Mayor Bill de Blasio shared a first status report on Tuesday since the New York City’s school safety speed cameras were shut off last month and it shows that more than 130,000 drivers have been observed exceeding speed limits in school zones.
“We at DOT know that speeding is a leading cause of traffic deaths, and so we are closely monitoring what the loss of speed cameras does to street safety,” said Department of Transportation Commissioner (DOT) Polly Trottenberg. “But we already know this much: Over 130,000 drivers felt comfortable putting their fellow New Yorkers at grave risk, and because of the State Senate, they will pay no penalty for it.”
On July 25, the city was required to shut off speed cameras in 120 school zones and to stop issuing summonses as a result of the State Senate ending its legislative session without bringing the issue to the floor. Twenty mobile speed cameras will remain operational until the end of August. According to the DOT, which is still collecting speed data from deactivated cameras, 132,253 drivers have been observed through Friday, August 10 exceeding the speed limit by more than 10 miles per hour during school hours.

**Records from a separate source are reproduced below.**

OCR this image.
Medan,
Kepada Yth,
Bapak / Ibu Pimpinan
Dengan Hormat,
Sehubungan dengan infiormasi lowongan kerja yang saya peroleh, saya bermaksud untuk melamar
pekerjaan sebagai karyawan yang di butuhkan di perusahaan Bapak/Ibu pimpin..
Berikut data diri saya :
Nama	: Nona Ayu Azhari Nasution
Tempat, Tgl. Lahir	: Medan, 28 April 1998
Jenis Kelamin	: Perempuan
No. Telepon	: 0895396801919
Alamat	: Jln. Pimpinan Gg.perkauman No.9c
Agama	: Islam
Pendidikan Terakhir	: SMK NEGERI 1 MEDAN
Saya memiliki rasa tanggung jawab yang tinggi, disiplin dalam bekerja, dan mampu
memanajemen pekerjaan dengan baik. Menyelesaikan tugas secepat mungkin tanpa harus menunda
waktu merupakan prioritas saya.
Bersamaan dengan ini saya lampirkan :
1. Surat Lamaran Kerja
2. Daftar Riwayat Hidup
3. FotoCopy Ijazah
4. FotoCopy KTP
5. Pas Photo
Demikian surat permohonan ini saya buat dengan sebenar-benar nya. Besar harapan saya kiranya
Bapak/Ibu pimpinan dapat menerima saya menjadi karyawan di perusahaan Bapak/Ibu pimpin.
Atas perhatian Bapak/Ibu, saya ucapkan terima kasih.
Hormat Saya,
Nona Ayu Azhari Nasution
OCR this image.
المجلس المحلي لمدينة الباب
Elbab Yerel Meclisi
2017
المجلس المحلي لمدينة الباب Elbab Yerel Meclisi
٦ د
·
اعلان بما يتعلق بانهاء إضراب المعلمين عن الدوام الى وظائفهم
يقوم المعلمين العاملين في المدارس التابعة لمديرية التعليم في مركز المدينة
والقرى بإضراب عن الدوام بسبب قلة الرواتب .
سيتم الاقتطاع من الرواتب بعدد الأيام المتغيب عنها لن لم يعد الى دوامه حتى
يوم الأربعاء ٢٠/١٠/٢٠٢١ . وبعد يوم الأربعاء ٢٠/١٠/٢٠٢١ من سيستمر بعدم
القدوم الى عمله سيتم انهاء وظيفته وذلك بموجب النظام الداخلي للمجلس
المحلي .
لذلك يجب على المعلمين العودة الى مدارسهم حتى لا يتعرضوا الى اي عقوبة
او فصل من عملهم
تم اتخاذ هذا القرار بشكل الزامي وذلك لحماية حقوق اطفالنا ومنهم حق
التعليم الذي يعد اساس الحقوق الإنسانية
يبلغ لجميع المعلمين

“In just over two weeks’ time since the cameras stopped issuing summonses, tens of thousands of drivers sped past schools. Even worse, because of State Senate inaction, these drivers will face absolutely no consequences for this lethal behavior,” said Mayor de Blasio. “The State Senate must end their vacation early and act before the first day of school, which is just weeks away. Our children’s lives depend on it.”
Legislation to continue the use of the cameras and also to expand their use to other schools passed the State Assembly and has the support of the governor. The bill has 35 co-sponsors in the Senate where only 32 votes are needed to pass any given bill. Nearly every senator who represents New York City has supported the bill, however, it has not been brought up for a vote by the Senate leadership.
“We warned that the deactivation of our speed cameras would result in more dangerous conditions on our most vulnerable streets,” said Brooklyn Borough President Eric L. Adams. “I can only pray that this data sounds an ear-piercing alarm that the State Senate cannot ignore, bringing everyone back to Albany to reauthorize this critical program.”
New York City schools will reopen on September 5.